Trillium J (The Non-Unconfessionables)captures the premiere of Braxton’s latest four-act opera in a high-definition video documenting the multimedia performance at Roulette in Brooklyn on April 19, 2014 and a four-CD studio recording made the following week. Featuring an all-star cast of twelve vocalists, twelve improvising instrumental soloists and a thirty-seven piece orchestra, along with dancers, interactive video design, full costume and lighting, and moments ranging from a hoe-down square dance to a double-dutch jump-roping crew, Trillium J represents the most complete documentation yet of one of Braxton’s major operatic works. It is also the latest installment in Braxton’s ongoing Trillium Opera Complex System, an ambitious creative endeavor of 36 interlinked acts, comparable in scope to Wagner’s Ring Cycle or Stockhausen’s Licht.
On Quintet (Tristano) 2014, Braxton pays tribute to the music and creative community of one of his heroes: the pianist, composer and educator Lennie Tristano (1919–1978). Putting aside his usual saxophones, Braxton takes to the piano, joined by saxophonists Jackson Moore and Andre Vida, bassist Eivind Opsvik and drummer Mike Szekely. In an exhaustively comprehensive overview that covers not just Tristano’s music but the compositions of his colleagues and students like Warne Marsh, Lee Konitz, Sal Mosca and Connie Crothers, the quintet radically re-imagines Tristano’s melodies and structures, the same way Tristano and his peers radically re-imagined the melodies and harmonies of the American songbook tradition. As Kevin Whitehead writes in his liner notes, “None of Anthony’s tributes to jazz heroes have been as extensive as this delve into the works of Tristano and his circle…Time and again these recordings have an uncanny way of evoking the Tristano esthetic, then letting it dissolve into free space, sometimes to be reconstituted, sometimes not.”

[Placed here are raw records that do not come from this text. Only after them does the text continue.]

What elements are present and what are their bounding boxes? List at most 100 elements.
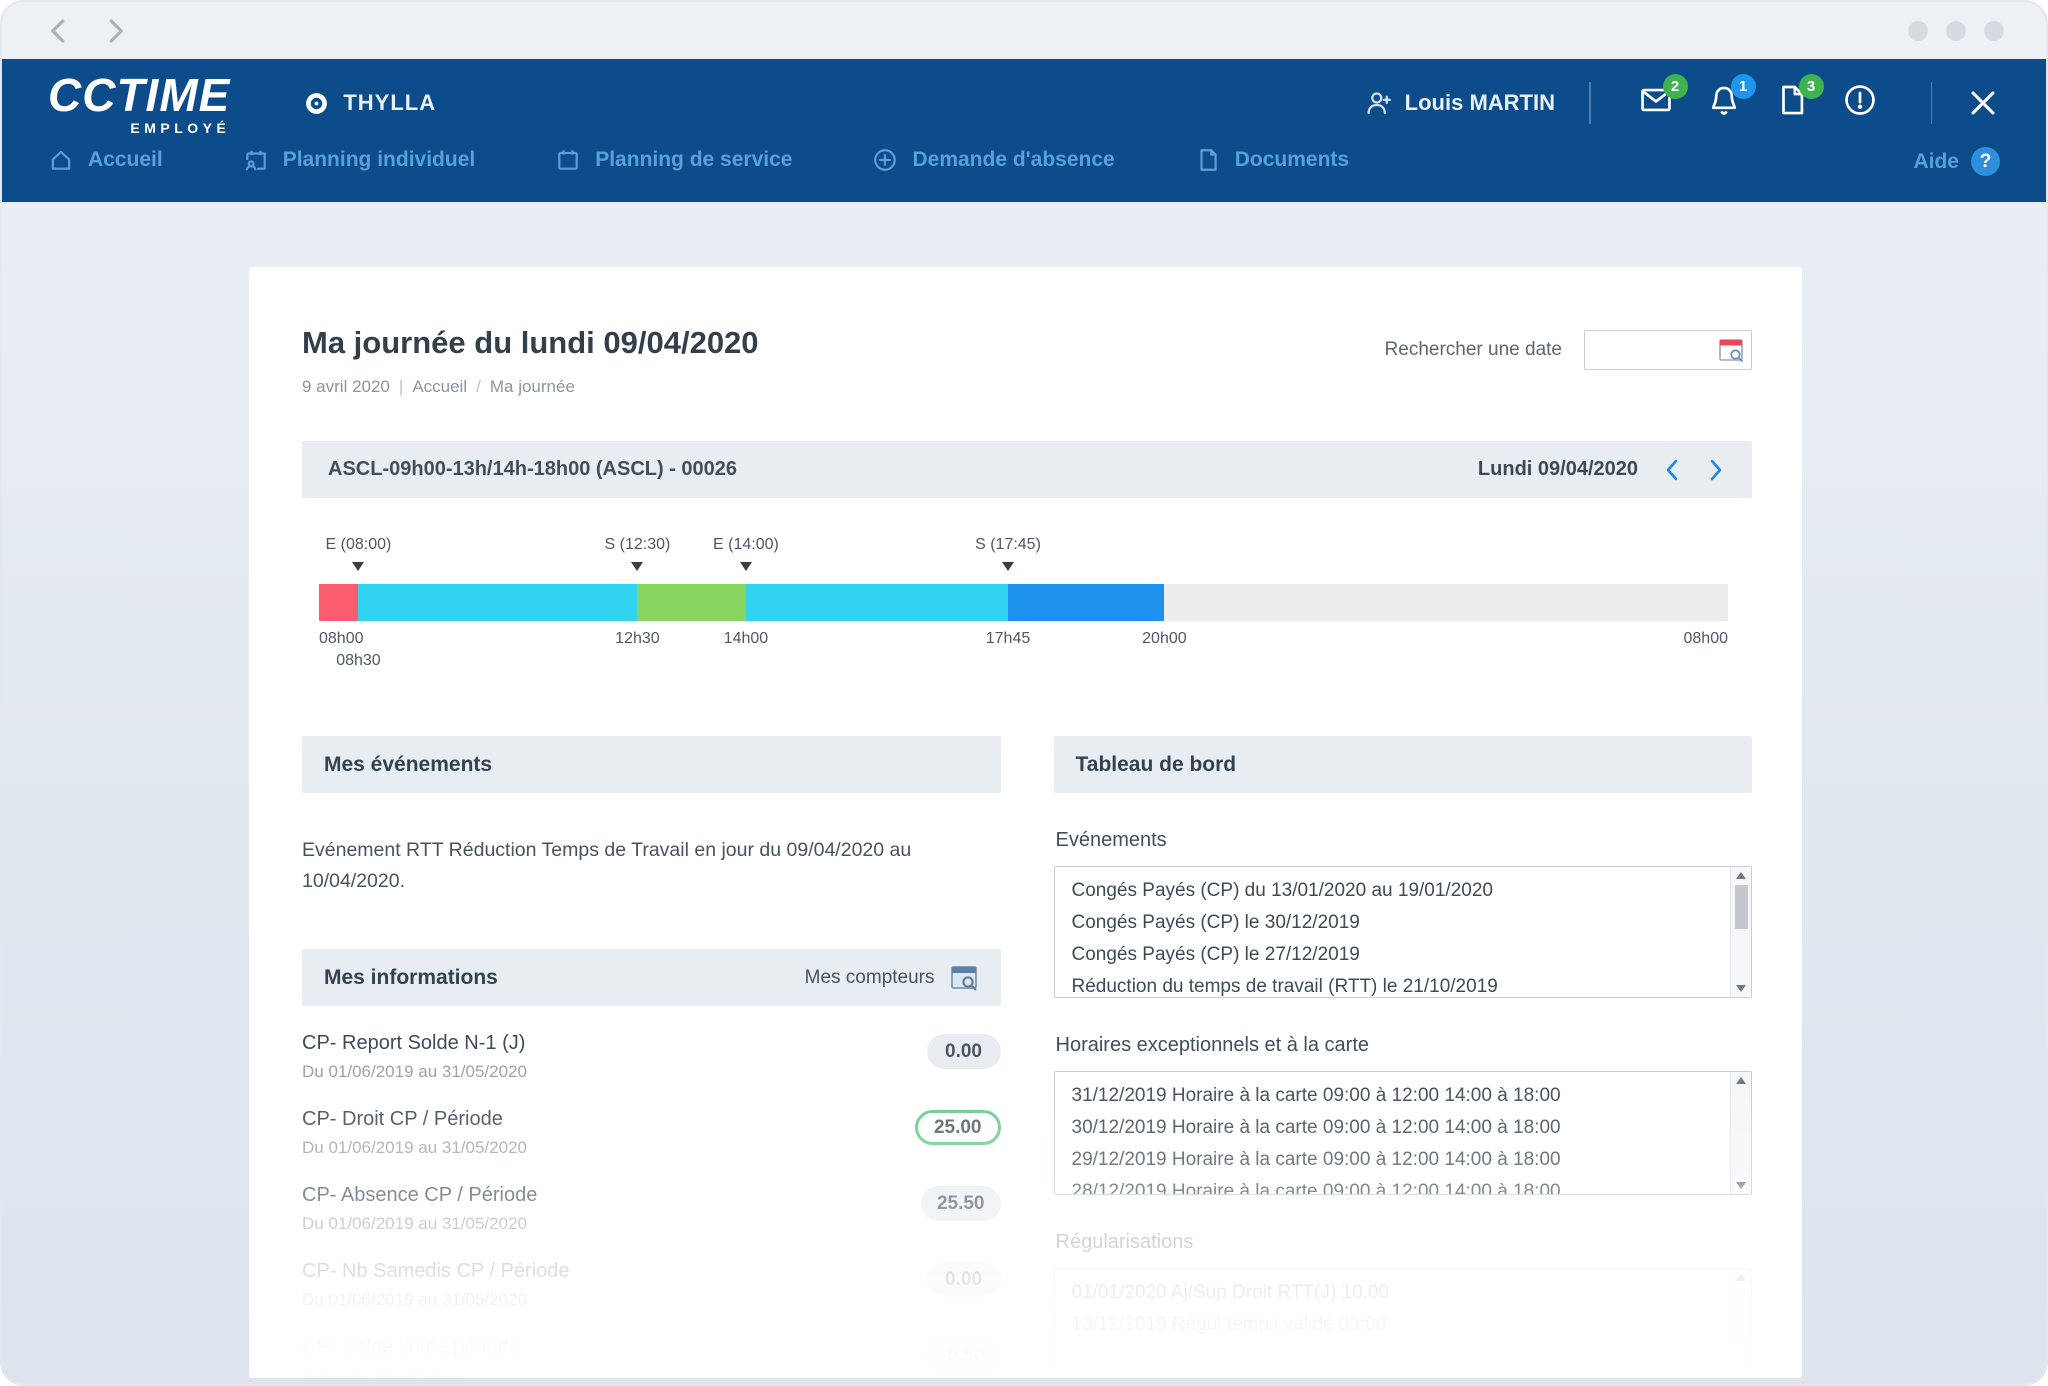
page-title: Ma journée du lundi 09/04/2020 <box>302 325 759 361</box>
info-title: CP- Droit CP / Période <box>302 1108 915 1131</box>
right-column: Tableau de bord Evénements Congés Payés … <box>1054 736 1753 1378</box>
plus-circle-icon <box>872 147 898 173</box>
timeline-segment-presence-afternoon <box>746 584 1008 621</box>
informations-list: CP- Report Solde N-1 (J) Du 01/06/2019 a… <box>302 1032 1001 1378</box>
previous-day-icon[interactable] <box>1662 458 1682 482</box>
list-row[interactable]: 30/12/2019 Horaire à la carte 09:00 à 12… <box>1055 1112 1731 1144</box>
home-icon <box>48 147 74 173</box>
help-label: Aide <box>1913 150 1959 174</box>
events-section-header: Mes événements <box>302 736 1001 793</box>
list-row[interactable]: 31/12/2019 Horaire à la carte 09:00 à 12… <box>1055 1080 1731 1112</box>
timeline-marker-label: E (14:00) <box>713 536 779 554</box>
next-day-icon[interactable] <box>1706 458 1726 482</box>
scrollbar[interactable] <box>1730 1269 1751 1378</box>
main-card: Ma journée du lundi 09/04/2020 9 avril 2… <box>249 267 1802 1378</box>
counters-window-icon <box>949 963 979 993</box>
timeline-tick: 20h00 <box>1142 630 1187 648</box>
nav-label: Accueil <box>88 148 163 172</box>
timeline-segment-presence-morning <box>358 584 637 621</box>
timeline-tick: 14h00 <box>724 630 769 648</box>
list-row[interactable]: 28/12/2019 Horaire à la carte 09:00 à 12… <box>1055 1176 1731 1194</box>
window-dot[interactable] <box>1908 21 1928 41</box>
alerts-button[interactable] <box>1843 83 1883 123</box>
info-title: CP- Absence CP / Période <box>302 1184 921 1207</box>
scroll-down-icon[interactable] <box>1736 985 1746 992</box>
breadcrumb-date: 9 avril 2020 <box>302 377 390 397</box>
list-row[interactable]: Réduction du temps de travail (RTT) le 2… <box>1055 971 1731 997</box>
shift-label: ASCL-09h00-13h/14h-18h00 (ASCL) - 00026 <box>328 458 737 481</box>
timeline-segment-off <box>1164 584 1728 621</box>
timeline-segment-pause <box>637 584 745 621</box>
nav-label: Planning de service <box>595 148 792 172</box>
nav-demande-absence[interactable]: Demande d'absence <box>872 147 1114 173</box>
notifications-button[interactable]: 1 <box>1707 83 1747 123</box>
cctime-logo: CCTIME EMPLOYÉ <box>48 72 230 135</box>
timeline-markers: E (08:00)S (12:30)E (14:00)S (17:45) <box>319 536 1728 584</box>
list-row[interactable]: 01/01/2020 Aj/Sup Droit RTT(J) 10.00 <box>1055 1277 1731 1309</box>
timeline-marker-arrow-icon <box>631 562 643 571</box>
events-section-title: Mes événements <box>324 753 492 777</box>
back-icon[interactable] <box>44 16 74 46</box>
forward-icon[interactable] <box>100 16 130 46</box>
scroll-up-icon[interactable] <box>1736 1274 1746 1281</box>
user-add-icon <box>1363 88 1393 118</box>
calendar-user-icon <box>243 147 269 173</box>
breadcrumb-home[interactable]: Accueil <box>412 377 467 397</box>
divider <box>1589 82 1591 124</box>
window-dot[interactable] <box>1946 21 1966 41</box>
window-controls <box>1908 21 2004 41</box>
info-title: CP- Report Solde N-1 (J) <box>302 1032 927 1055</box>
calendar-search-icon[interactable] <box>1718 337 1745 364</box>
list-row[interactable]: Congés Payés (CP) du 13/01/2020 au 19/01… <box>1055 875 1731 907</box>
search-date-label: Rechercher une date <box>1385 339 1562 361</box>
info-period: Du 01/06/2019 au 31/05/2020 <box>302 1214 921 1234</box>
main-nav: Accueil Planning individuel Planning de … <box>2 147 2046 202</box>
dashboard-regularisations-listbox: 01/01/2020 Aj/Sup Droit RTT(J) 10.0013/1… <box>1054 1268 1753 1378</box>
counters-label: Mes compteurs <box>805 967 935 989</box>
user-name: Louis MARTIN <box>1405 90 1555 116</box>
scroll-down-icon[interactable] <box>1736 1182 1746 1189</box>
nav-documents[interactable]: Documents <box>1195 147 1349 173</box>
nav-accueil[interactable]: Accueil <box>48 147 163 173</box>
dashboard-events-label: Evénements <box>1056 829 1753 852</box>
documents-button[interactable]: 3 <box>1775 83 1815 123</box>
nav-planning-service[interactable]: Planning de service <box>555 147 792 173</box>
timeline-tick: 08h30 <box>336 652 381 670</box>
list-row[interactable]: 13/12/2019 Régul temps validé 03:00 <box>1055 1309 1731 1341</box>
counters-link[interactable]: Mes compteurs <box>805 963 979 993</box>
informations-title: Mes informations <box>324 966 498 990</box>
alert-circle-icon <box>1843 83 1877 117</box>
dashboard-section-header: Tableau de bord <box>1054 736 1753 793</box>
help-button[interactable]: Aide ? <box>1913 147 2000 176</box>
timeline-tick: 12h30 <box>615 630 660 648</box>
info-period: Du 01/06/2019 au 31/05/2020 <box>302 1138 915 1158</box>
breadcrumb-current: Ma journée <box>490 377 575 397</box>
scroll-up-icon[interactable] <box>1736 872 1746 879</box>
scrollbar[interactable] <box>1730 1072 1751 1194</box>
browser-bar <box>2 2 2046 59</box>
close-icon[interactable] <box>1966 86 2000 120</box>
environment-label: THYLLA <box>343 90 436 116</box>
info-value: -0.50 <box>925 1338 1000 1373</box>
day-timeline: E (08:00)S (12:30)E (14:00)S (17:45) 08h… <box>319 536 1728 676</box>
scrollbar[interactable] <box>1730 867 1751 997</box>
divider <box>1931 82 1933 124</box>
list-row[interactable]: Congés Payés (CP) le 30/12/2019 <box>1055 907 1731 939</box>
logo-subtitle: EMPLOYÉ <box>130 121 230 135</box>
list-row[interactable]: Congés Payés (CP) le 27/12/2019 <box>1055 939 1731 971</box>
scrollbar-thumb[interactable] <box>1735 885 1748 929</box>
timeline-tick: 17h45 <box>986 630 1031 648</box>
dashboard-events-listbox: Congés Payés (CP) du 13/01/2020 au 19/01… <box>1054 866 1753 998</box>
timeline-tick: 08h00 <box>319 630 364 648</box>
informations-section-header: Mes informations Mes compteurs <box>302 949 1001 1006</box>
scroll-up-icon[interactable] <box>1736 1077 1746 1084</box>
info-title: CP- Nb Samedis CP / Période <box>302 1260 927 1283</box>
info-item: CP- Absence CP / Période Du 01/06/2019 a… <box>302 1184 1001 1234</box>
list-row[interactable]: 29/12/2019 Horaire à la carte 09:00 à 12… <box>1055 1144 1731 1176</box>
user-menu[interactable]: Louis MARTIN <box>1363 88 1555 118</box>
messages-badge: 2 <box>1663 74 1688 99</box>
timeline-marker-arrow-icon <box>352 562 364 571</box>
messages-button[interactable]: 2 <box>1639 83 1679 123</box>
window-dot[interactable] <box>1984 21 2004 41</box>
nav-planning-individuel[interactable]: Planning individuel <box>243 147 476 173</box>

3 Compositions (EEMHM) 2011 features the first studio recordings of Braxton’s Echo Echo Mirror House Music—the latest conceptual innovation in Braxton’s five-decade career. With his Ghost Trance Music, Braxton created a framework for his musicians to freely explore his entire compositional output in each concert; with his Diamond Curtain Wall music, he brought his own interactive electronics into his improvisational palette. Now with Echo Echo Mirror House Music, Anthony Braxton brings these ideas to the next level. In this ensemble of longtime collaborators, all the musicians wield iPods in addition to their instruments, while navigating scores that combine cartography and evocative graphic notation, creating a musical tapestry combining live performance and sampled sound from Braxton’s extensive recorded discography. Impeccably recorded at Firehouse 12’s state-of-the-art studio, the music is available in two formats: a traditional three-CD box set and a 5.1 Surround Sound audiophile Blu-ray disc.